Konuyla ilgili Ermenistan Fen Bilimleri Akademisi’nin Ekoloji-Noosfer Çalışmaları Merkezi tarafından yapılan araştırmalar, bölgenin suyunda sınır değerin üstünde radyoaktif bulaşıklı atığın bulunduğunu; toprakta yetişen havuç, patates, fasulye ve dereotu gibi bitkilerde ise nikel, molibden, cıva ve bakır gibi elementlerin yoğun olduğunu ortaya koydu.
Syunik’de bulunan Artzvanik atık gölü, 95 milyon atık kapasitesiyle dünyanın en büyük atık alanlarından biri. Ermenistan’da Artzvanik gibi19 atık gölü bulunuyor.
|
Madenciliğin kolları meclise uzanıyor
Maden çıkarma işlemi sonucunda ortada kalan atık maddenin depolandığı havuzların kontrolünü gevşeten bir yasanın 2011’de Meclis’ten geçmesiyle süreç daha da zorlaştı. ‘Toprakaltı Mineralleri Yasası’nda yapılan bir dizi değişikliğe göre maden şirketlerinin atık alanları için devlete vergi ödeme zorunluluğu kaldırıldı. Söz konusu yasa, ormanlık alan açısından fakir olan Ermenistan’ın ormanlık alanlarında da madenciliğin önünü açtı.
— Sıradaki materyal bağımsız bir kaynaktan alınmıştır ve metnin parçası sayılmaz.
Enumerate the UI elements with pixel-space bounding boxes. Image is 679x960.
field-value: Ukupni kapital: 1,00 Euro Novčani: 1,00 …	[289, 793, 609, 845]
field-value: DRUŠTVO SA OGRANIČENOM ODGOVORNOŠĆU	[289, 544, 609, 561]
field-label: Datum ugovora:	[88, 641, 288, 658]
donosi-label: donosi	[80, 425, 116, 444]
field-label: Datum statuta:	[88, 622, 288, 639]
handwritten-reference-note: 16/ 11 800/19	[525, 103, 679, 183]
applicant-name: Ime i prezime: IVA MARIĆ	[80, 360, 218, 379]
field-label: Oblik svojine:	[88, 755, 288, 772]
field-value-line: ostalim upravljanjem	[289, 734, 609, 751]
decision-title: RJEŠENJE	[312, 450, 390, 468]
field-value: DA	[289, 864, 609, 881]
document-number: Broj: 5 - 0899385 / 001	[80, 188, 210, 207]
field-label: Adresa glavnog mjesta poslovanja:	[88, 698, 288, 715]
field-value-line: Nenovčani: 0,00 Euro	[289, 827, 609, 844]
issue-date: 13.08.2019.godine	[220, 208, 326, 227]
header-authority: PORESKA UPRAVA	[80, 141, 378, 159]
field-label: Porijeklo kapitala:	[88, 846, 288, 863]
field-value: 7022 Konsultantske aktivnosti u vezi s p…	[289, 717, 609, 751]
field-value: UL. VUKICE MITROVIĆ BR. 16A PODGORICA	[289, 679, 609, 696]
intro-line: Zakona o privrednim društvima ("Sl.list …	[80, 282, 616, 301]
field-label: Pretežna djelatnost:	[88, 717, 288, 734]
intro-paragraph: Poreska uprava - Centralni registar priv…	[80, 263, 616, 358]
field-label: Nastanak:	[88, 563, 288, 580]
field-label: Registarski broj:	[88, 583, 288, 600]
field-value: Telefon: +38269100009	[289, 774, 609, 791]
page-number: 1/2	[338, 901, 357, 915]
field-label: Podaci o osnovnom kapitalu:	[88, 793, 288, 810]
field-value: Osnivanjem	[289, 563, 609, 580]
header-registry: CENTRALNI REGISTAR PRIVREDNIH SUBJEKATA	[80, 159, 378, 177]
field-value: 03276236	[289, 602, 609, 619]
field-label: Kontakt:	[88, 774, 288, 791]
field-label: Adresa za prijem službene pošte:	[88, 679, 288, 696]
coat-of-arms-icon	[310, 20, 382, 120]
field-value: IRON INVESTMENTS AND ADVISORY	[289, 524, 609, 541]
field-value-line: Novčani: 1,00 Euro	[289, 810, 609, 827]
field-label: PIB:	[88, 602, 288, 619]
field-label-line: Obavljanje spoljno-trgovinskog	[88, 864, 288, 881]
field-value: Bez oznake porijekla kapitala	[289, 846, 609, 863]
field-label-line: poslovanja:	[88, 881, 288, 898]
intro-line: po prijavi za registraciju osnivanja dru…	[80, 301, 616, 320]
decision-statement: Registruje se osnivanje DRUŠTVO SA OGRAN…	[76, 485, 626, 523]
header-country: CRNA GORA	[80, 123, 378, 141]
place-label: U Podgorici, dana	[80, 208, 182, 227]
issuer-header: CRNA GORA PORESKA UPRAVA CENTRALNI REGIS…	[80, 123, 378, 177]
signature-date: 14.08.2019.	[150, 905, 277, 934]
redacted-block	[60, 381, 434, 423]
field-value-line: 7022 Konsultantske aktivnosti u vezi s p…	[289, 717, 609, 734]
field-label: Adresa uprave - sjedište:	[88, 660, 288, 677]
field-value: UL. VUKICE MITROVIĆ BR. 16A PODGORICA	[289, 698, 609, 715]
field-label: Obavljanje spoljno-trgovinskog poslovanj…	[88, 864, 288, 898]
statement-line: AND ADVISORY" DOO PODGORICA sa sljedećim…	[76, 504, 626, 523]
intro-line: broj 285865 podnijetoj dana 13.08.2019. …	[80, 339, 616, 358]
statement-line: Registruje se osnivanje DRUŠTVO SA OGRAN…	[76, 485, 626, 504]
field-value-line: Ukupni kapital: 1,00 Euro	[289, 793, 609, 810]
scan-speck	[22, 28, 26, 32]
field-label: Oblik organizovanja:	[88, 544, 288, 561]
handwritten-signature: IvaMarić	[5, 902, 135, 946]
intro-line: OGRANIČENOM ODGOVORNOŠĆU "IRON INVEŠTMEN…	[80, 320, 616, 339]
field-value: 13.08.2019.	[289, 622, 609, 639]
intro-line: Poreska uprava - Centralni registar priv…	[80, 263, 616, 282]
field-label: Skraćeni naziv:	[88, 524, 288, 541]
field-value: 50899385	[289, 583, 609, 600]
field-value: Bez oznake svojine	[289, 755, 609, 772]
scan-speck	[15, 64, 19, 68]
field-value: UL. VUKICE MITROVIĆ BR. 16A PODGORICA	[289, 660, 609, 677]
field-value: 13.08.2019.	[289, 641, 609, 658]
Ermenistan basınında dillendirilen, maden şirketi ve siyasetçiler arasındaki ilişki de doğal kaynak faaliyetlerinin bir başka boyutunu ortaya koyuyor. 2007’de ‘Hetq’ haber sitesinde Edik Baghdasaryan imzasıyla yayımlanan bir haberde, halen ülkenin Ekoloji Bakanı olan Vardan Ayvazyan’ın ailesinin yer altı kaynaklarıyla ne kadar içli dışlı olduğunun bahsedilmesi bunun bir örneği. Avazyan’ın hem eşinin, hem de oğlunun Syunik ve Kotayk maden havzalarında işletmeleri var. Öte yandan Ermenistan Başbakanı Hovik Abrahamyan’ın da milletvekili Tigran Arzakantysyan’la birlikte ortak olduğu Kotayk bölgesinde bir altın madeni şirketi bulunuyor.
Talebimiz madenlerin kapatılması değil, kontrol altına alınması
Agos’a konuşan, Pan Ermeni Çevre Cephesi’nin (PAEF) sözcülerinden Anna Ağlamazyan, Ermenistan’da mücadele ettikleri iki önemli çevre sorununun hidroelektrik santraller (HES) ve maden olduğunu belirtiyor: “Bu iki sorun da Ermenistan’a özgü değil elbette, küresel çevre felaketinin parçası. Maalesef ülkemizde kâr hırsı vahşi, sorumsuz ve dönüşümü olmayan sömürünün önünü açtı.” Ağlamazyan, doğa harikası Trchkan Şelalesi’ne HES yapılmasına karşı verilen mücadele kazanılınca, özellikle gençler arasında ekolojik hareketin yükseldiğini söylüyor.
Peki, çevre hakkı savunucularının temel talebi ne? “Eğer madenin bu ülkenin insanları için yararlı olmasını istiyorsak, öncelikle var olan tüm maden lisanslarını tekrar gözden geçirmeli ve uzun vadeli bir stratejik plan oluşturmalıyız. Çevreciler olarak talebimiz madenlerin kapatılması değil, halkın çıkarının ön planda olması. Bu yüzden tüm madenlerin devlet tarafından işletilmesi gerekiyor. Öteki türlü, bugün yaşananlar devam eder; yani milli zenginliğimiz soyulur, halka bir kuruş kalmaz ve üstüne üstlük çevre mahvolur.”